The scraper takes a decent amount of material off--less than a plane, more than sandpaper--and leaves a really smooth surface. But it's hard work; hard on the arms, but more than anything it's hard on the hands. The scraper, which is made of steel, must be curved backwards against the thumbs so that the cutting surface is curved.
And the thumbs get tired fast. Added to this is the fact that, when you are doing it right, your are creating a lot of friction, and friction created heat, and it burns my thumbs!
Sorry for the whining.
Anyway, I use the scraper to get it down below .95", and sandpaper to get it the rest of the way down.
I use the jointer to get one edge completely straight, and this will be the side that the top is glued to, since the top is almost flat.

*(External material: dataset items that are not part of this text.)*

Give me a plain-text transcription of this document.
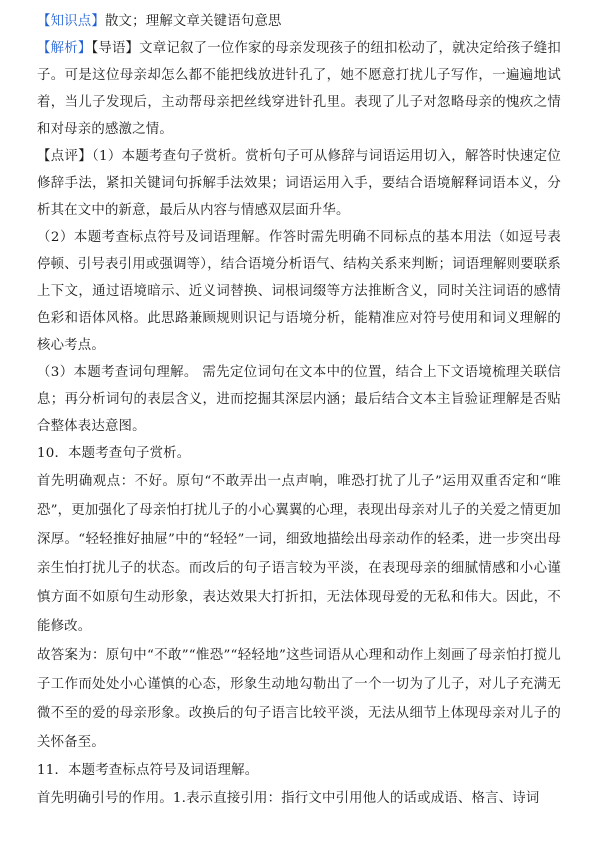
【知识点】散文；理解文章关键语句意思

【解析】【导语】文章记叙了一位作家的母亲发现孩子的纽扣松动了，就决定给孩子缝扣子。可是这位母亲却怎么都不能把线放进针孔了，她不愿意打扰儿子写作，一遍遍地试着，当儿子发现后，主动帮母亲把丝线穿进针孔里。表现了儿子对忽略母亲的愧疚之情和对母亲的感激之情。

【点评】（1）本题考查句子赏析。赏析句子可从修辞与词语运用切入，解答时快速定位修辞手法，紧扣关键词句拆解手法效果；词语运用入手，要结合语境解释词语本义，分析其在文中的新意，最后从内容与情感双层面升华。

（2）本题考查标点符号及词语理解。作答时需先明确不同标点的基本用法（如逗号表停顿、引号表引用或强调等），结合语境分析语气、结构关系来判断；词语理解则要联系上下文，通过语境暗示、近义词替换、词根词缀等方法推断含义，同时关注词语的感情色彩和语体风格。此思路兼顾规则识记与语境分析，能精准应对符号使用和词义理解的核心考点。

（3）本题考查词句理解。 需先定位词句在文本中的位置，结合上下文语境梳理关联信息；再分析词句的表层含义，进而挖掘其深层内涵；最后结合文本主旨验证理解是否贴合整体表达意图。

10．本题考查句子赏析。

首先明确观点：不好。原句“不敢弄出一点声响，唯恐打扰了儿子”运用双重否定和“唯恐”，更加强化了母亲怕打扰儿子的小心翼翼的心理，表现出母亲对儿子的关爱之情更加深厚。“轻轻推好抽屉”中的“轻轻”一词，细致地描绘出母亲动作的轻柔，进一步突出母亲生怕打扰儿子的状态。而改后的句子语言较为平淡，在表现母亲的细腻情感和小心谨慎方面不如原句生动形象，表达效果大打折扣，无法体现母爱的无私和伟大。因此，不能修改。

故答案为：原句中“不敢”“惟恐”“轻轻地”这些词语从心理和动作上刻画了母亲怕打搅儿子工作而处处小心谨慎的心态，形象生动地勾勒出了一个一切为了儿子，对儿子充满无微不至的爱的母亲形象。改换后的句子语言比较平淡，无法从细节上体现母亲对儿子的关怀备至。

11．本题考查标点符号及词语理解。

首先明确引号的作用。1.表示直接引用：指行文中引用他人的话或成语、格言、诗词
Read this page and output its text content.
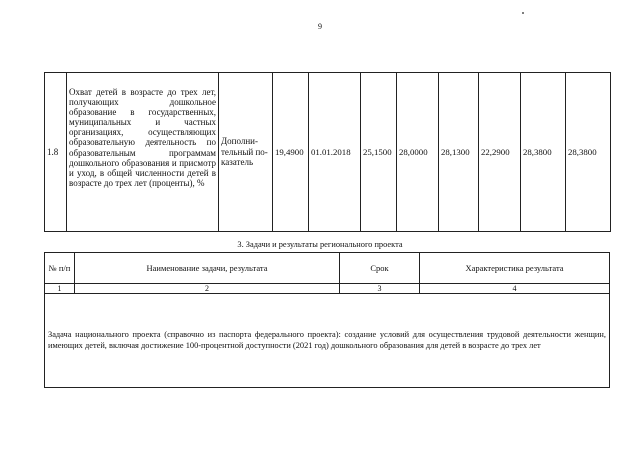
9
1.8	Охват детей в возрасте до трех лет, получающих дошкольное образование в государственных, муниципальных и частных организациях, осуществляющих образовательную деятельность по образовательным программам дошкольного образования и присмотр и уход, в общей численности детей в возрасте до трех лет (проценты), %	Дополни-тельный по-казатель	19,4900	01.01.2018	25,1500	28,0000	28,1300	22,2900	28,3800	28,3800
3. Задачи и результаты регионального проекта
№ п/п	Наименование задачи, результата	Срок	Характеристика результата
1	2	3	4
Задача национального проекта (справочно из паспорта федерального проекта): создание условий для осуществления трудовой деятельности женщин, имеющих детей, включая достижение 100-процентной доступности (2021 год) дошкольного образования для детей в возрасте до трех лет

I made copies of sides from the plans, taped them together, and cut it right along the edges. I transfer this to posterboard, and now I have a template for the sides. Using a pencil I trace the template on both of the sides.
I mark all over the sides in pencil so that I know which is the inside, which is the outside, which side is the heel and which is the butt, which attaches to the top and which to the back.
On the way home last night I reminded myself that I need to physically orient the sides to the top and back to make sure I've marked them correctly. This wouldn't make that much of a difference but on the non-cutaway side there is a small flaw that I want to make sure is on the inside of the guitar. When I get home I check it out and sure enough, what I had marked as the inside of the guitar would actually have been on the outside. The butt and the heel need to be reversed.
Glad I checked.
After getting this straightened out, I'll cut the sides out on the bandsaw, leaving plenty of overhang. I'll use the radius dishes to get the sides to their proper depths (a guitar is shallower at the heel than at the butt) and radius.
Then it's time to bend and hopefully not break some sides.